- AL Reading Service
With the county awash in protests over the death of George Floyd, the U.S. Supreme Court is examining a modern-day legal doctrine created by judges that has shielded police and other government officials from lawsuits over their conduct.
The doctrine is called “qualified immunity.” Developed in recent decades by the Supreme Court, the doctrine, as applied to police, initially asked two questions: First, did police use excessive force, and if they did, should they have known that their conduct was illegal because it violated a “clearly established” prior court ruling that barred such conduct.
The idea behind the doctrine was to protect police from frivolous lawsuits and allow some “breathing room” for police mistakes that involve split-second judgments that are made in tense and dangerous situations.

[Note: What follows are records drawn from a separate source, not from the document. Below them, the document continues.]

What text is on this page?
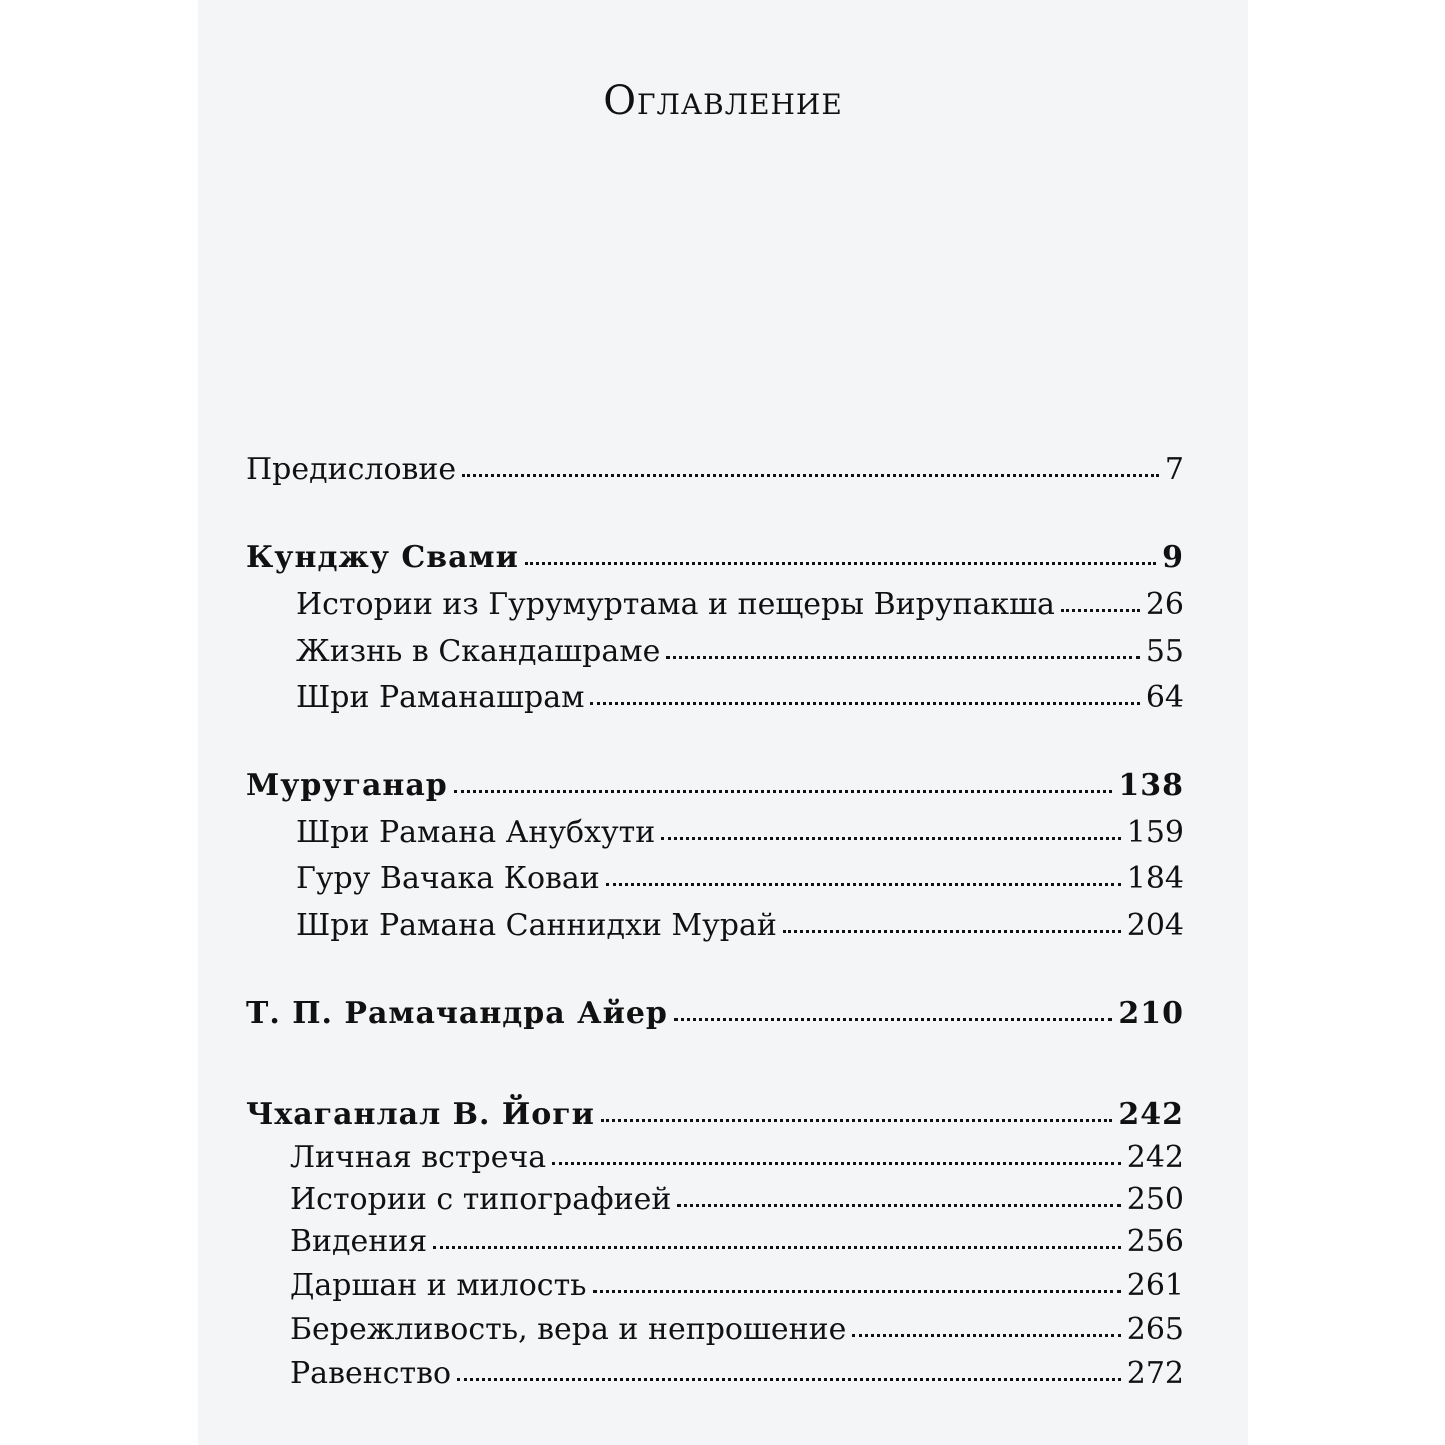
Оглавление
Предисловие	7
Кунджу Свами	9
Истории из Гурумуртама и пещеры Вирупакша	26
Жизнь в Скандашраме	55
Шри Раманашрам	64
Муруганар	138
Шри Рамана Анубхути	159
Гуру Вачака Коваи	184
Шри Рамана Саннидхи Мурай	204
Т. П. Рамачандра Айер	210
Чхаганлал В. Йоги	242
Личная встреча	242
Истории с типографией	250
Видения	256
Даршан и милость	261
Бережливость, вера и непрошение	265
Равенство	272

But in practice, because of a 2009 Supreme Court decision, lower courts have most often dismissed police brutality lawsuits on grounds that there is no prior court decision with nearly identical facts. Several recent studies, including one conducted by Reuters, have found that dozens of cases involving horrific facts, just as bad as the one involving Floyd, were thrown out of court on the grounds that there was no “clearly established” court precedent forbidding the conduct at issue.
That’s why critics of the qualified immunity doctrine have called it a “Catch-22” that says to victims, in effect, “Heads the police win. Tails you lose.”

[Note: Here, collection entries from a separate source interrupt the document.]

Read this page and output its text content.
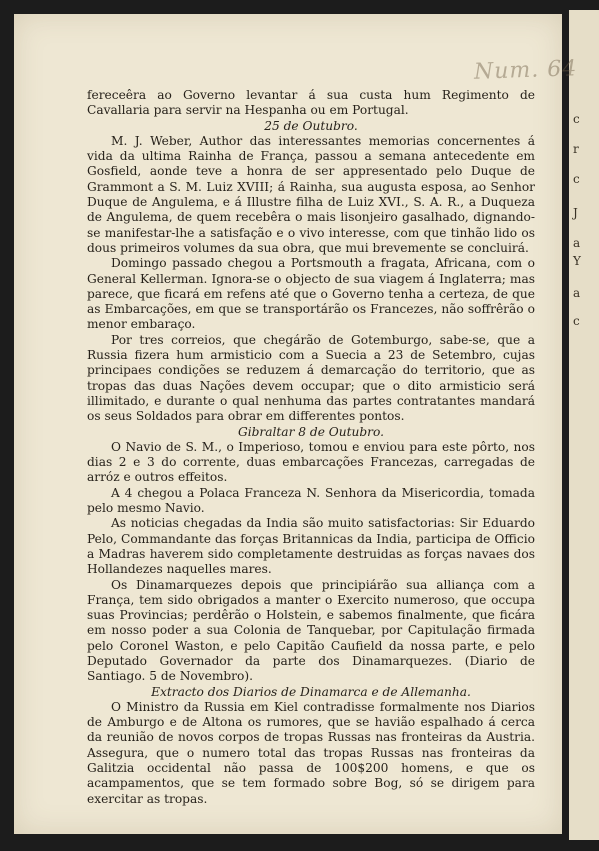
c
r
c
J
a
Y
a
c
Num. 64

fereceêra ao Governo levantar á sua custa hum Regimento de Cavallaria para servir na Hespanha ou em Portugal.

25 de Outubro.

M. J. Weber, Author das interessantes memorias concernentes á vida da ultima Rainha de França, passou a semana antecedente em Gosfield, aonde teve a honra de ser appresentado pelo Duque de Grammont a S. M. Luiz XVIII; á Rainha, sua augusta esposa, ao Senhor Duque de Angulema, e á Illustre filha de Luiz XVI., S. A. R., a Duqueza de Angulema, de quem recebêra o mais lisonjeiro gasalhado, dignando-se manifestar-lhe a satisfação e o vivo interesse, com que tinhão lido os dous primeiros volumes da sua obra, que mui brevemente se concluirá.

Domingo passado chegou a Portsmouth a fragata, Africana, com o General Kellerman. Ignora-se o objecto de sua viagem á Inglaterra; mas parece, que ficará em refens até que o Governo tenha a certeza, de que as Embarcações, em que se transportárão os Francezes, não soffrêrão o menor embaraço.

Por tres correios, que chegárão de Gotemburgo, sabe-se, que a Russia fizera hum armisticio com a Suecia a 23 de Setembro, cujas principaes condições se reduzem á demarcação do territorio, que as tropas das duas Nações devem occupar; que o dito armisticio será illimitado, e durante o qual nenhuma das partes contratantes mandará os seus Soldados para obrar em differentes pontos.

Gibraltar 8 de Outubro.

O Navio de S. M., o Imperioso, tomou e enviou para este pôrto, nos dias 2 e 3 do corrente, duas embarcações Francezas, carregadas de arróz e outros effeitos.

A 4 chegou a Polaca Franceza N. Senhora da Misericordia, tomada pelo mesmo Navio.

As noticias chegadas da India são muito satisfactorias: Sir Eduardo Pelo, Commandante das forças Britannicas da India, participa de Officio a Madras haverem sido completamente destruidas as forças navaes dos Hollandezes naquelles mares.

Os Dinamarquezes depois que principiárão sua alliança com a França, tem sido obrigados a manter o Exercito numeroso, que occupa suas Provincias; perdêrão o Holstein, e sabemos finalmente, que ficára em nosso poder a sua Colonia de Tanquebar, por Capitulação firmada pelo Coronel Waston, e pelo Capitão Caufield da nossa parte, e pelo Deputado Governador da parte dos Dinamarquezes. (Diario de Santiago. 5 de Novembro).

Extracto dos Diarios de Dinamarca e de Allemanha.

O Ministro da Russia em Kiel contradisse formalmente nos Diarios de Amburgo e de Altona os rumores, que se havião espalhado á cerca da reunião de novos corpos de tropas Russas nas fronteiras da Austria. Assegura, que o numero total das tropas Russas nas fronteiras da Galitzia occidental não passa de 100$200 homens, e que os acampamentos, que se tem formado sobre Bog, só se dirigem para exercitar as tropas.
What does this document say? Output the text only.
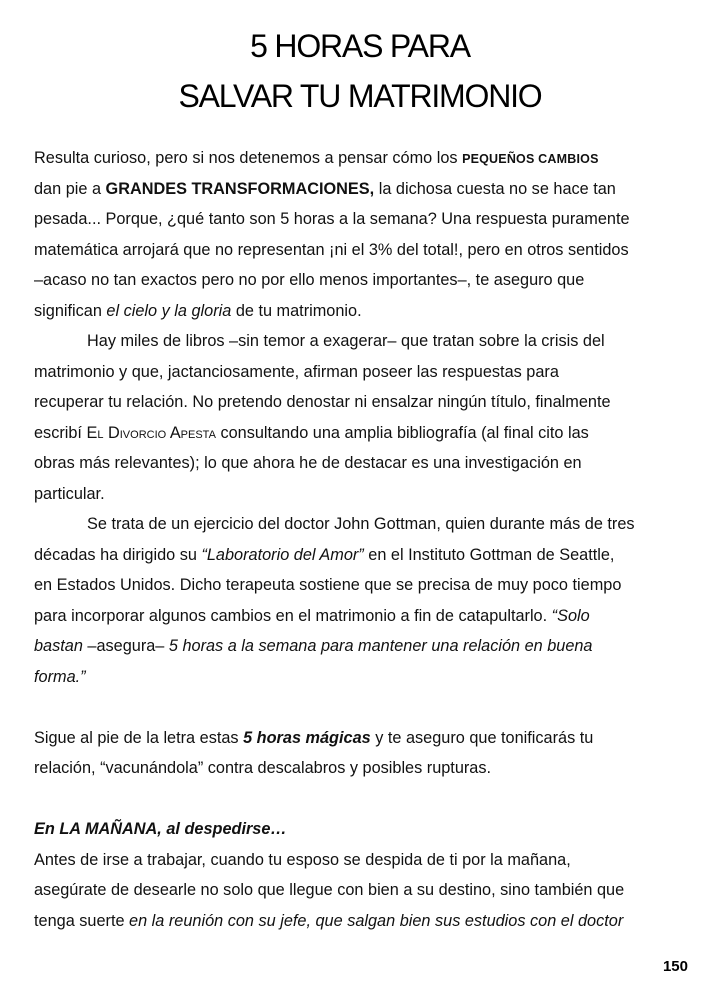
5 HORAS PARA
SALVAR TU MATRIMONIO
Resulta curioso, pero si nos detenemos a pensar cómo los PEQUEÑOS CAMBIOS
dan pie a GRANDES TRANSFORMACIONES, la dichosa cuesta no se hace tan
pesada... Porque, ¿qué tanto son 5 horas a la semana? Una respuesta puramente
matemática arrojará que no representan ¡ni el 3% del total!, pero en otros sentidos
–acaso no tan exactos pero no por ello menos importantes–, te aseguro que
significan el cielo y la gloria de tu matrimonio.
Hay miles de libros –sin temor a exagerar– que tratan sobre la crisis del
matrimonio y que, jactanciosamente, afirman poseer las respuestas para
recuperar tu relación. No pretendo denostar ni ensalzar ningún título, finalmente
escribí El Divorcio Apesta consultando una amplia bibliografía (al final cito las
obras más relevantes); lo que ahora he de destacar es una investigación en
particular.
Se trata de un ejercicio del doctor John Gottman, quien durante más de tres
décadas ha dirigido su “Laboratorio del Amor” en el Instituto Gottman de Seattle,
en Estados Unidos. Dicho terapeuta sostiene que se precisa de muy poco tiempo
para incorporar algunos cambios en el matrimonio a fin de catapultarlo. “Solo
bastan –asegura– 5 horas a la semana para mantener una relación en buena
forma.”
Sigue al pie de la letra estas 5 horas mágicas y te aseguro que tonificarás tu
relación, “vacunándola” contra descalabros y posibles rupturas.
En LA MAÑANA, al despedirse…
Antes de irse a trabajar, cuando tu esposo se despida de ti por la mañana,
asegúrate de desearle no solo que llegue con bien a su destino, sino también que
tenga suerte en la reunión con su jefe, que salgan bien sus estudios con el doctor
150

At the U.S. Supreme Court, two justices — one on the right, the other on the left — have called for reexamining the qualified immunity doctrine.
Justice Sonia Sotomayor, arguably the court’s most liberal justice, has repeatedly dissented when her colleagues have excused police misconduct in police brutality cases. In one dissent, she said the court “displays an unflinching willingness” to reverse lower courts when they refuse to grant qualified immunity to police officers. In contrast, she said, the court “rarely intervenes” when lower courts wrongly grant qualified immunity to police officers. This “one-sided approach” transforms qualified immunity into “an absolute shield for law enforcement officers,” she wrote.

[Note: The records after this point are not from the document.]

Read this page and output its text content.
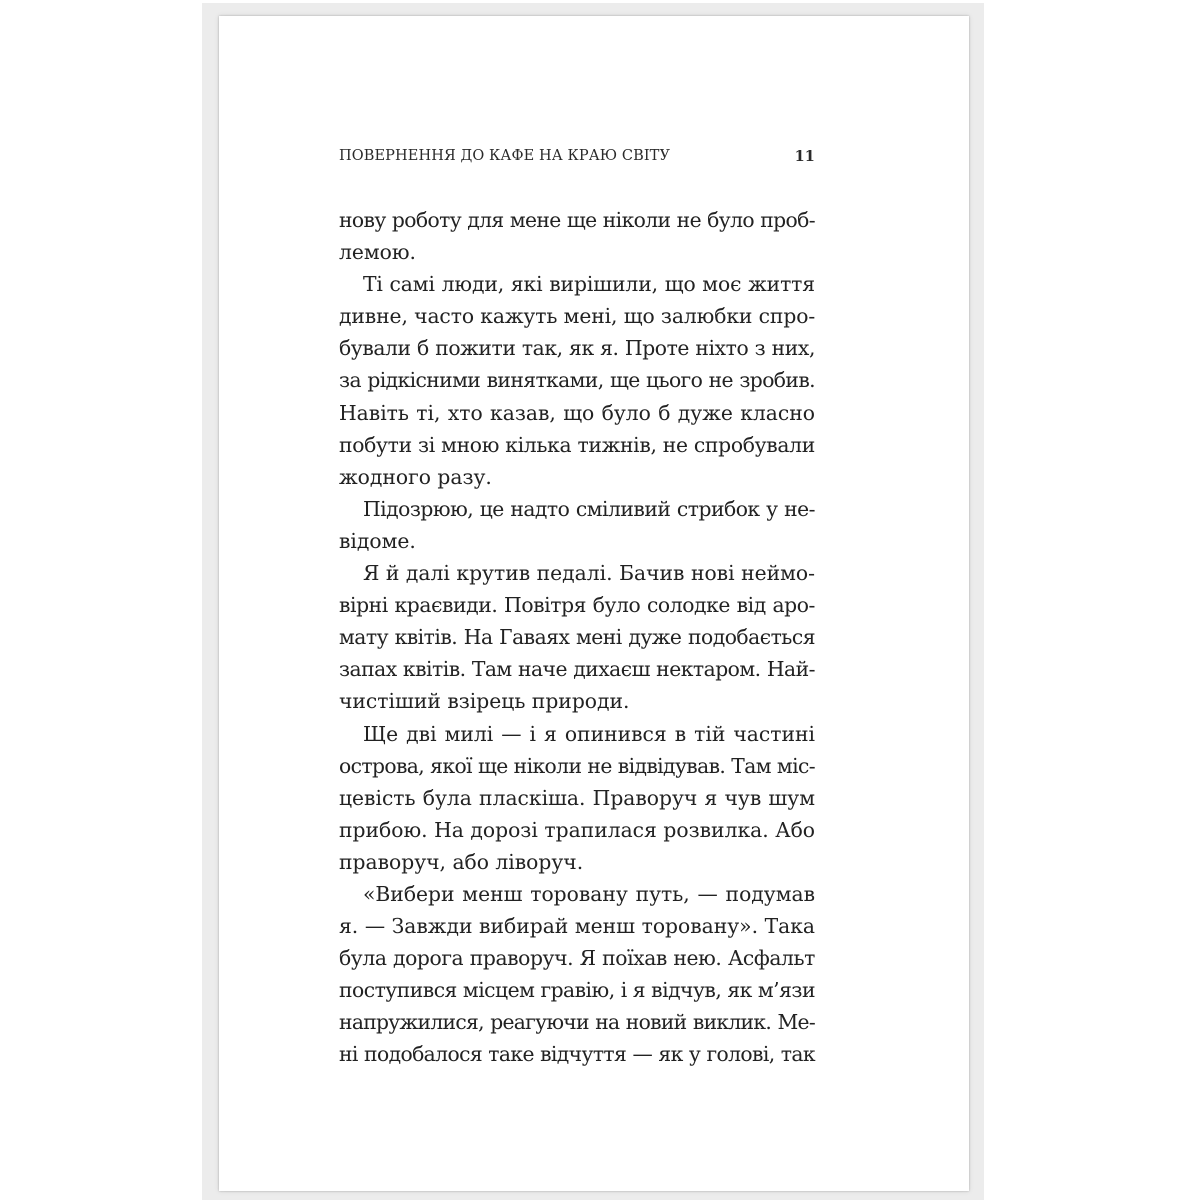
ПОВЕРНЕННЯ ДО КАФЕ НА КРАЮ СВІТУ	11
нову роботу для мене ще ніколи не було проб-
лемою.
Ті самі люди, які вирішили, що моє життя
дивне, часто кажуть мені, що залюбки спро-
бували б пожити так, як я. Проте ніхто з них,
за рідкісними винятками, ще цього не зробив.
Навіть ті, хто казав, що було б дуже класно
побути зі мною кілька тижнів, не спробували
жодного разу.
Підозрюю, це надто сміливий стрибок у не-
відоме.
Я й далі крутив педалі. Бачив нові неймо-
вірні краєвиди. Повітря було солодке від аро-
мату квітів. На Гаваях мені дуже подобається
запах квітів. Там наче дихаєш нектаром. Най-
чистіший взірець природи.
Ще дві милі — і я опинився в тій частині
острова, якої ще ніколи не відвідував. Там міс-
цевість була пласкіша. Праворуч я чув шум
прибою. На дорозі трапилася розвилка. Або
праворуч, або ліворуч.
«Вибери менш торовану путь, — подумав
я. — Завжди вибирай менш торовану». Така
була дорога праворуч. Я поїхав нею. Асфальт
поступився місцем гравію, і я відчув, як м’язи
напружилися, реагуючи на новий виклик. Ме-
ні подобалося таке відчуття — як у голові, так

Justice Clarence Thomas, the court’s most conservative member, has also called for revisiting the doctrine of qualified immunity. He has written that the doctrine was simply invented by judges without any historical basis.
Similar unusual alliances have been formed by organizations that file briefs regularly at the court — from the conservative/libertarian Cato Institute and the Institute for Justice to the liberal ACLU and the NAACP.
The legal battle over qualified immunity may now have reached an inflection point in the aftermath of Floyd’s death in Minneapolis.
There are currently eight qualified immunity cases now pending before the Supreme Court. The facts of the cases are varied. They range from the shooting of a 10-year-old boy when police pursued an unarmed suspect into a yard where children were playing, to the apparently needless destruction of a house with tear gas grenades when police were given the house keys to look for a suspect after the homeowner had told police the suspect was not there, to other cases involving deaths and profound injuries stemming from police misconduct.
It takes the votes of four of the nine justices to agree to hear a case. The question is whether there are four who think there is the possibility of a fifth vote for limiting or abolishing qualified immunity as it now exists.